Let $m_A$ be the minimal polynomial of $A$. If $\deg m_A \le n-1$ then the set $\{I, A, \ldots, A^{n-1}\}$ is linearly dependent so $S = \mathbb{C}^n$. $\DeclareMathOperator{pl}{\dot+\,}$

If $\deg m_A = n$, then let $m_A(x) = (x-\lambda_1)^{p_1}\cdots (x-\lambda_s)^{p_s}$ and we have the generalized eigenspace decomposition

$$\mathbb{C}^n = \ker(A-\lambda_1I)^{p_1}\pl \cdots \pl (A-\lambda_sI)^{p_s}$$

with $p_1+\cdots+p_n = n$.

We claim that $$S = \mathbb{C}^n \setminus \left\{\sum_{i=1}^s c_iw_i : c_i \ne 0, w_i \in \ker (A - \lambda_i I)^{p_i} \setminus \ker (A - \lambda_i I)^{p_i-1}, 1 \le i \le s\right\}$$

Indeed, if $v = \sum_{i=1}^s c_iw_i$ such that $c_j = 0$ or $w_j \in \ker (A - \lambda_j I)^{p_j-1}$ then the polynomial $$Q(x) = \frac{m_A(x)}{x-\lambda_i}=(x-\lambda_1)^{p_1}\cdots(x-\lambda_{j-1})^{p_{j-1}}(x-\lambda_j)^{p_j-1}(x-\lambda_{j+1})^{p_j+1}\cdots (x-\lambda_s)^{p_s}$$ satisfies $Q(A)v = 0$ so $v \in S$.

Conversely, let $v = \sum_{i=1}^s c_iw_i$ be such that $c_i \ne 0$ and $w_i \in \ker (A - \lambda_i I)^{p_i} \setminus \ker (A - \lambda_i I)^{p_i-1}$ for all $1 \le i \le s$. Assume $Q(A)v =0$ for some $Q \in \mathbb{C}[x]$.

$$0 = Q(A)v = \sum_{i=1}^s c_iQ(A)w_i \implies c_iQ(A)w_i = 0, \quad 1\le i \le s$$

by linear independence of generalized eigenvectors.
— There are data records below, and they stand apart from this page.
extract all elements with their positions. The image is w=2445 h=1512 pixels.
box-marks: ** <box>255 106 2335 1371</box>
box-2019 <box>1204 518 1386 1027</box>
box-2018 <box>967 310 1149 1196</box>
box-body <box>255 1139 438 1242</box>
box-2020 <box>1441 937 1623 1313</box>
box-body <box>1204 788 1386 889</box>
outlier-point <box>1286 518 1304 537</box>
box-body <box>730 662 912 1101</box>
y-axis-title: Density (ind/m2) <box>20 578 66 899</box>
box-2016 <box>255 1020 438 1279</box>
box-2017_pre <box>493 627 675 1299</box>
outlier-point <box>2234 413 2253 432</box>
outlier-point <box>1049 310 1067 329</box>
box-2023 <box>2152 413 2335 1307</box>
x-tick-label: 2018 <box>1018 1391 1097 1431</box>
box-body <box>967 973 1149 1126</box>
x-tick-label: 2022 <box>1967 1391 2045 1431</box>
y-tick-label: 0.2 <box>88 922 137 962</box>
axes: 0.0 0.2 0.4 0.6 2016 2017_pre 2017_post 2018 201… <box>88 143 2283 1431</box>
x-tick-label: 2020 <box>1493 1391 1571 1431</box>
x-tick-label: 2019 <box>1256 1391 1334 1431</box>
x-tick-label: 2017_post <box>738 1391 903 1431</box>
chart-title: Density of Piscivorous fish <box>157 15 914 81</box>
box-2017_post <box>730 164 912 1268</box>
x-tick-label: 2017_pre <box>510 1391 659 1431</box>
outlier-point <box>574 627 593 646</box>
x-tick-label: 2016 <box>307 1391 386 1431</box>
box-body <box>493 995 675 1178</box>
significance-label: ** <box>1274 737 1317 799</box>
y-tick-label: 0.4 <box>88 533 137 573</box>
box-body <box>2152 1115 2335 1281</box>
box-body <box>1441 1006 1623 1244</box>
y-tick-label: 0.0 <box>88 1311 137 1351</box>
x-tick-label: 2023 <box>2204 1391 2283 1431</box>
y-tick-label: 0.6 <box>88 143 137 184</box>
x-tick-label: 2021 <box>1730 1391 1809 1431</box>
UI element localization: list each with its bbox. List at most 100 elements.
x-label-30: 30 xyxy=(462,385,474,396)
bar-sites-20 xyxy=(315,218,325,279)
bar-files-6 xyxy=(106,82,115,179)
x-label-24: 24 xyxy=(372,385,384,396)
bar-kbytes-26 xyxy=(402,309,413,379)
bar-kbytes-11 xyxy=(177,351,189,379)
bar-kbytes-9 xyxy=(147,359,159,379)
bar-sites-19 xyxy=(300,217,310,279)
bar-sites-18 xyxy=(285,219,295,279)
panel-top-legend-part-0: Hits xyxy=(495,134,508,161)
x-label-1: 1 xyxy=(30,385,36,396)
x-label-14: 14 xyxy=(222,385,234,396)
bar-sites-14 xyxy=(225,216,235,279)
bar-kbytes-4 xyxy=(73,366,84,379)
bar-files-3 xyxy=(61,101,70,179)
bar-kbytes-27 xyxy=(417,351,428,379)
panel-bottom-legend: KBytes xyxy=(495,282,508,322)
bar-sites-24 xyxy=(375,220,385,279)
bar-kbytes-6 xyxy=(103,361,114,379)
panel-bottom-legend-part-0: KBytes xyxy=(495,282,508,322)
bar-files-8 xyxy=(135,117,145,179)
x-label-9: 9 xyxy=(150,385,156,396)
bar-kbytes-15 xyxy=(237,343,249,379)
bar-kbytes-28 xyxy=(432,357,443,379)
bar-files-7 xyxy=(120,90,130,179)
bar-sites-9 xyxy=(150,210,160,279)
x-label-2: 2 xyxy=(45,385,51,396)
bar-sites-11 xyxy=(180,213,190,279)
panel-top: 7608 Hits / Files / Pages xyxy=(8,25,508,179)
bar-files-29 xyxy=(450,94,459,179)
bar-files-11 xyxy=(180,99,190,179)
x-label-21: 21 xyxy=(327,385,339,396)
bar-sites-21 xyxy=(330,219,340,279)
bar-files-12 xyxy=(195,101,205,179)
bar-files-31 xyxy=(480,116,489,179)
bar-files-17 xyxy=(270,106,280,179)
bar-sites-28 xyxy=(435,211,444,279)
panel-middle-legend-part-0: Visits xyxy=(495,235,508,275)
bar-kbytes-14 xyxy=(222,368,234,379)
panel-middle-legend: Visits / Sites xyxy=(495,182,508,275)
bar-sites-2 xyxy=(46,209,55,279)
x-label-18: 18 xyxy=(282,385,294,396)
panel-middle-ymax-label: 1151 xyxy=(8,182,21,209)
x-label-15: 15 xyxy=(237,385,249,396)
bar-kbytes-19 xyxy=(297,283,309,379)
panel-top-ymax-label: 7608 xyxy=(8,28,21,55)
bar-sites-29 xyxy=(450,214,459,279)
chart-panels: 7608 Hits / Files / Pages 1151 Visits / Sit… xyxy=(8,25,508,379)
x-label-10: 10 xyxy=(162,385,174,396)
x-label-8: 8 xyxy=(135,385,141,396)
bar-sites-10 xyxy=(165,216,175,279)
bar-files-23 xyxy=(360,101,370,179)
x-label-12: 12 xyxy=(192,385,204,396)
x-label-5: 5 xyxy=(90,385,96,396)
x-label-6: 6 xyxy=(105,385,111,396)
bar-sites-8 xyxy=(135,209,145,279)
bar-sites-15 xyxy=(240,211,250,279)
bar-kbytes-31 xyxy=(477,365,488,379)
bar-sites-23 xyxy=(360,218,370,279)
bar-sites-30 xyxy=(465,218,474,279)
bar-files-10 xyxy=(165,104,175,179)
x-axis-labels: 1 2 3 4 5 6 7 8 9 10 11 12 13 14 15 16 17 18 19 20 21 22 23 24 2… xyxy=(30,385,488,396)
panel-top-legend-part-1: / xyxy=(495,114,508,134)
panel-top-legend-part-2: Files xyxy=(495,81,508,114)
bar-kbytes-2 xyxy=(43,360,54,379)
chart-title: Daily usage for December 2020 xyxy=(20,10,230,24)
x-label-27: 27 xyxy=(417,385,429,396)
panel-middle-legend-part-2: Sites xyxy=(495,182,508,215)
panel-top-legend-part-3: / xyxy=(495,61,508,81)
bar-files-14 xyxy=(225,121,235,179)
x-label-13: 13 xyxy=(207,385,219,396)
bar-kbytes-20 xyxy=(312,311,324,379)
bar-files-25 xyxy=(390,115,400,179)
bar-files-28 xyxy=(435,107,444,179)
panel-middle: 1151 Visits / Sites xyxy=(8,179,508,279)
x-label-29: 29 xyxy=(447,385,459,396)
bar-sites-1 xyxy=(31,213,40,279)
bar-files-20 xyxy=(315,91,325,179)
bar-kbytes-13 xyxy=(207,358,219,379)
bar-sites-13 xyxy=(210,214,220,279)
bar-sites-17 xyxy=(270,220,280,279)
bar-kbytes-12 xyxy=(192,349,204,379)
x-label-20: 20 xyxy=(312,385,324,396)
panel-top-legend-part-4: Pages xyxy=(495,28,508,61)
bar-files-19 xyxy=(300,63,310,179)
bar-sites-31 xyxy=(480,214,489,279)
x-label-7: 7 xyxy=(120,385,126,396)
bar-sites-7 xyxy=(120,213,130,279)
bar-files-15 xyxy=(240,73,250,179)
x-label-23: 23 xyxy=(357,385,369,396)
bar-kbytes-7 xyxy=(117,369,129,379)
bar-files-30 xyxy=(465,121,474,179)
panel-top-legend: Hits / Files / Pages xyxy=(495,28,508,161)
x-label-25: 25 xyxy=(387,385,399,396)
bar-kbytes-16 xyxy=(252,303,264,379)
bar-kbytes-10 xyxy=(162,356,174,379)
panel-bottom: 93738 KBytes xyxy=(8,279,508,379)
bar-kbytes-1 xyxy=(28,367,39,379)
Because $c_i \ne 0$, we conclude $Q(A)w_i = 0$ for all $1\le i \le s$.

Now, it is known that $(A - \mu I)|_{\ker (A - \lambda_i I)^{p_i}}$ is invertible for $\mu \ne \lambda_i$ so if we write $Q(x) = (x-\mu_1)\cdots(x-\mu_k)(x-\lambda_i)^{m_i}$ we have

$$0 = Q(A)v = (A-\mu_1 I)\cdots(A-\mu_k I)\underbrace{(A-\lambda_i I)^{m_i}v}_{\in \ker (A - \lambda_i I)^{p_i}} \implies (A-\lambda_i I)^{m_i}v = 0\implies m_i = p_i$$

for all $1 \le i \le s$. Hence $Q(x) = (x-\lambda_1)^{p_1}\cdots (x-\lambda_s)^{p_s}g(x) = m_A(x)g(x)$ for some $g \in \mathbb{C}[x]$ so $\deg Q \ge n$. Therefore $v \notin S$.